Tuesday, September 6, 2011

Last Reflections Upon 9/11

Every anniversary of the September 11th terrorist attacks makes me reflective upon the past, but this one is different.  For the first time, it dawns on me how long ago it really was.  Maybe it is because I'm a teacher who has students in high school that don't have concrete memories of the event.  I mean, think about that: were it not for some historical source, these kids, who will very shortly be voting adults, would not really understand 9/11.  A new generation is already taking the stage that never knew a world without that terrible event.

When I stop and think about the last ten years in their own right, it really becomes apparent how old that event is now.  I was in high school myself then.  All of college, which itself seems a lifetime ago, happened since.  Many old flames that I barely remember sparked, raged, and went out in that vast expanse of time.  Strangely, I recall 9/11/01 better than I do 01/01/05, my 21st birthday, though perhaps there are other explanations for that.  But then, I remember 9/11 better than the first day of just about any job I've had, or of college.

I wonder sometimes if people alive during the Pearl Harbor attack felt the same way until I remember that ten years afterwards would be December 1951.  Not only was that event buried, but the entire Second World War had been over for more than half a decade.  Hell, we were up to our necks in Korea and the Cold War by then. We consider 9/11 to be a paradigm shift in our understanding of the world and international relations; I don't think Pearl Harbor really could be considered that.  The United States went from isolation to openly joining the Allies, but the system of alliances throughout the world didn't really change, nor our conception of who was powerful and who was not.  That was all changed by World War II and the beginning of the Cold War.

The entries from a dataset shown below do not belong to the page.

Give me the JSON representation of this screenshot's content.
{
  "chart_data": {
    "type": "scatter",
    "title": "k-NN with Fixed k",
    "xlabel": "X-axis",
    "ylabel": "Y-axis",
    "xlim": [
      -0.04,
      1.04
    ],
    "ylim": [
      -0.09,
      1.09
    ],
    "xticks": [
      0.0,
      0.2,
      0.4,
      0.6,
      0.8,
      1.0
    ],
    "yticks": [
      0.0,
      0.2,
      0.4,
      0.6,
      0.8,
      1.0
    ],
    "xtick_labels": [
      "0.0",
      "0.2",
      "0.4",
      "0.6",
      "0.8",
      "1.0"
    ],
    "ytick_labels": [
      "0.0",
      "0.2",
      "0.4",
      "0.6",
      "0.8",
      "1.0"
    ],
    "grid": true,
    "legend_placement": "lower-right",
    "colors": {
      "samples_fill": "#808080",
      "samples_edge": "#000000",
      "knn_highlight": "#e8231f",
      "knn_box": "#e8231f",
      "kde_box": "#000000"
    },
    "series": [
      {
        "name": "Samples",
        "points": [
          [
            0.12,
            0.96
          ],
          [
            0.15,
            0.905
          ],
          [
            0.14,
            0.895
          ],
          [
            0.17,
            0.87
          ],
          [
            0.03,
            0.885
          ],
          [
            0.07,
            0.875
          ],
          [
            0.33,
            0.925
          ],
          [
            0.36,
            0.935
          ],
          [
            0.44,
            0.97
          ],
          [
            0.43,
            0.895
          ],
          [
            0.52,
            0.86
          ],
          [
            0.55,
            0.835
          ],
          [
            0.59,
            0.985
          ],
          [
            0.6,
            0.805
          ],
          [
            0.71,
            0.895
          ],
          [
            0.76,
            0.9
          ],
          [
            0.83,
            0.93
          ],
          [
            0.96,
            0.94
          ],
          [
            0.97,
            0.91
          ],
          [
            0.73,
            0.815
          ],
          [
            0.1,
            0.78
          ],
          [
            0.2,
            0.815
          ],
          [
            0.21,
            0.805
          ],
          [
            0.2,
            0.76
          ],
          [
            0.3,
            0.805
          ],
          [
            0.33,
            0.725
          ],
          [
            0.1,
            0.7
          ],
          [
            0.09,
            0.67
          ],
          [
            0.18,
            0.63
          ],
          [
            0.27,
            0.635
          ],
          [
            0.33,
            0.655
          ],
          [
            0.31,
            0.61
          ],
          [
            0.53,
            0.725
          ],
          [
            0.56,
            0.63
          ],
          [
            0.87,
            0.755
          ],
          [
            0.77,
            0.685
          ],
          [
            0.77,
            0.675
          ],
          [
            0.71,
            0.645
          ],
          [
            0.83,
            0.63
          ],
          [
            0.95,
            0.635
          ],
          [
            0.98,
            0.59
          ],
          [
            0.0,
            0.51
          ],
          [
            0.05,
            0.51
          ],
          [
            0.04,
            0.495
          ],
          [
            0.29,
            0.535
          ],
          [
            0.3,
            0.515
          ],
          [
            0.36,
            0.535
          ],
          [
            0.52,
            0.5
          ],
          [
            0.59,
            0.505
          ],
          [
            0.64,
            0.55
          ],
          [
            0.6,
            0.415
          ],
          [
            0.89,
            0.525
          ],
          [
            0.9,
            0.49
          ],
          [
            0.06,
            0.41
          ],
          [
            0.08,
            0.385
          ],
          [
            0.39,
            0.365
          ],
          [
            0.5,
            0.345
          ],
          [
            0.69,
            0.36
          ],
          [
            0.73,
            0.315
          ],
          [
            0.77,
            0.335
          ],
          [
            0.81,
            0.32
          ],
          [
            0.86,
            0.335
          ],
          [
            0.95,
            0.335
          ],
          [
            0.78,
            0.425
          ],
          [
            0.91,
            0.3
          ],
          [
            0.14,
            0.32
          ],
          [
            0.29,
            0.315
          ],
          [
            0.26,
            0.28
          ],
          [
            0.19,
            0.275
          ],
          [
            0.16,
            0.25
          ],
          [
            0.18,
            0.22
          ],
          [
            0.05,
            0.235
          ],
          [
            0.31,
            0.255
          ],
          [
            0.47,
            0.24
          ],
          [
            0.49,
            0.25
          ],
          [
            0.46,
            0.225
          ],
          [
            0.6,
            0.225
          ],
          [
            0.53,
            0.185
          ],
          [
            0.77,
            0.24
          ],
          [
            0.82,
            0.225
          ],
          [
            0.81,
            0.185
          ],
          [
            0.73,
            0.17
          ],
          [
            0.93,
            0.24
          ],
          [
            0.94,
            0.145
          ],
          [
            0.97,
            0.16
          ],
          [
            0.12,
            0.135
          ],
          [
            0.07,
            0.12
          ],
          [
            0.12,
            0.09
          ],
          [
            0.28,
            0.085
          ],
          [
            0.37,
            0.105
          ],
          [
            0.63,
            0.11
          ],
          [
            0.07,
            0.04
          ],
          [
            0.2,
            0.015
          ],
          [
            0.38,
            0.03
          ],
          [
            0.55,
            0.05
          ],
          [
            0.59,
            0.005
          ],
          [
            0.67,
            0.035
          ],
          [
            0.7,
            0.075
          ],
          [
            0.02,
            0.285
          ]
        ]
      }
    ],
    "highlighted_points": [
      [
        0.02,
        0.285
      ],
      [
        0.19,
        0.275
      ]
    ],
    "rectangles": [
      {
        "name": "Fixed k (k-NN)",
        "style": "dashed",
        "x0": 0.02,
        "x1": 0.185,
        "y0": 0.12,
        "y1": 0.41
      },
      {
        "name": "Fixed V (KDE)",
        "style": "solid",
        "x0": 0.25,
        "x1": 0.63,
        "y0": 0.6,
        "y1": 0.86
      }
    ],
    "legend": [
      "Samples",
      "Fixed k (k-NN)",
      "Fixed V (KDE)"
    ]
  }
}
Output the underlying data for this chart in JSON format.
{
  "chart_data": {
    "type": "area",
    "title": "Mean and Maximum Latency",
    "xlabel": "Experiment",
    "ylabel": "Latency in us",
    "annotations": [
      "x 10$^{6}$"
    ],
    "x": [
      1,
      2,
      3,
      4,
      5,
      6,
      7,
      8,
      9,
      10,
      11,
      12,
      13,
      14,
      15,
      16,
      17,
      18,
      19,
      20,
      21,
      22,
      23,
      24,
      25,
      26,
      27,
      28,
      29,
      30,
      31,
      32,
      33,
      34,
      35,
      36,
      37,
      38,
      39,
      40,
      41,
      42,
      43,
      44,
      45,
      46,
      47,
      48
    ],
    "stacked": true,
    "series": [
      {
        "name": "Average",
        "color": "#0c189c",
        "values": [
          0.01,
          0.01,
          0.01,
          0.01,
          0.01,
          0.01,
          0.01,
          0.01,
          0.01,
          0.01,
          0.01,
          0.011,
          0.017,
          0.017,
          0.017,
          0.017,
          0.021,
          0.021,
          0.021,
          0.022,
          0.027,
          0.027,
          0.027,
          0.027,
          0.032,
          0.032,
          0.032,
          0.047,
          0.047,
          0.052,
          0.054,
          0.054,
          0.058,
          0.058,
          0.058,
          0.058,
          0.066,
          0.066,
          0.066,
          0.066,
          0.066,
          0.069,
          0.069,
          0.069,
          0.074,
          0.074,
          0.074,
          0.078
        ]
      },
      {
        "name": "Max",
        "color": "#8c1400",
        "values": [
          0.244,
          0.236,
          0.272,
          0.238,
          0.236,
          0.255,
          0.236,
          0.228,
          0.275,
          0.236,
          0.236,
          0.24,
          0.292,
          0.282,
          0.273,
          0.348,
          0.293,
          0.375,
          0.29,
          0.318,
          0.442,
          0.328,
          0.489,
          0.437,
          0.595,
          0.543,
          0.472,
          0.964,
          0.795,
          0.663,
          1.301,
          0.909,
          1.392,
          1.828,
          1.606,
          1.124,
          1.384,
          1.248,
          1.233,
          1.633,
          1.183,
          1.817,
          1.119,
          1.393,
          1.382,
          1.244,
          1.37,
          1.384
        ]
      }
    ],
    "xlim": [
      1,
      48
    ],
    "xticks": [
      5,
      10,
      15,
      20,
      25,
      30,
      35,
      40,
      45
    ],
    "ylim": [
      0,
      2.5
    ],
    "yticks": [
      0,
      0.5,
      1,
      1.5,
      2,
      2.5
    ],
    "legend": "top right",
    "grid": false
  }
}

9/11 was also a national event in a way Pearl Harbor wasn't.  Sure, World War II had a massive impact on the United States, from war rations to the huge number of casualties suffered, but Pearl Harbor itself was really limited to those living in Oahu on that particular day.  The war was national, but the event was particular.  In our case, the roles were reversed.  I can distinctly remember watching the North Tower burn and people huddled around a TV wondering how such a freak accident could occur when the second plane struck the tower and removed all doubt, horribly and instantly, from anyone's mind about what we were witnessing.  9/11 was experienced by the whole nation; the wars in Afghanistan and Iraq have really not.  There are no small number of people in this nation who, if denied access to the news, would not know about those conflicts.  Rationing, war bonds, everyone knowing a casualty, black out drills, 10% of the entire population being recruited or drafted; we didn't experience those things.  The event was national, the war particular to those serving and their closest loved ones.

It seems incredibly strange to think, but in the grand scheme of things that attack may not rank very high.  It may very well be that its proper role in our thought is to be consigned to history, an event that happened and led to other somewhat relevant events but which otherwise is no longer a guiding star in the constellation of events that creates our narrative of the world.  I will not say that we "need to start looking forward rather than behind" because we are always looking forward; we look into the past to see our direction.  Maybe the financial crisis will be the truly big event that is recorded in the history books when we pass from this Earth; maybe nothing we do will be particularly remembered and this decade, if remembered at all, will be recalled only for its dullness.  I make no predictions, I only acknowledge the possibilities. 

This will be the last anniversary reflection I write upon 9/11.  In our national understanding (if such a term even makes sense), it can rest with a marble gravestone alongside Pearl Harbor and the Civil War, events which we understand happened but are no longer current with us.  Sooner than we of that generation may like to think, a new cohort of teachers will join our ranks who were not even alive when the Towers fell, when the Pentagon was struck, when a brave band of passengers brought down their own plane to stop madmen, when we were unsure when the attacks would stop, who perpetrated them, and whether life would ever return to normal.

But though I will cease memorializing the anniversary, the memories will remain with me until I die.  Whenever I hear a siren blare, even out here in the country, for the briefest of moments my heart jumps and I wonder if the world will be the same place tomorrow as images of ash and fire flash before my mind's eye. There will never be a beautiful September morning in which I don't remember sitting in English class writing an essay and having a Social Studies teacher whisper the first rumors of chaos in New York.   There will never be a clear September afternoon in which I'm not startled if there are no planes in the sky above me.

declinet autem a malo et faciat bonum inquirat pacem et persequatur eam

~1st Peter, Chapter 3, Verse 11


  1. I found this article particularly interesting - I think for no other reason than it's a viewpoint I hadn't heard before.


  2. I had not seen that before. Assuming I ever get back into my classroom with all the flooding and whatnot, I might actually show my kids that (they were kindergarteners themselves at the time). Thanks!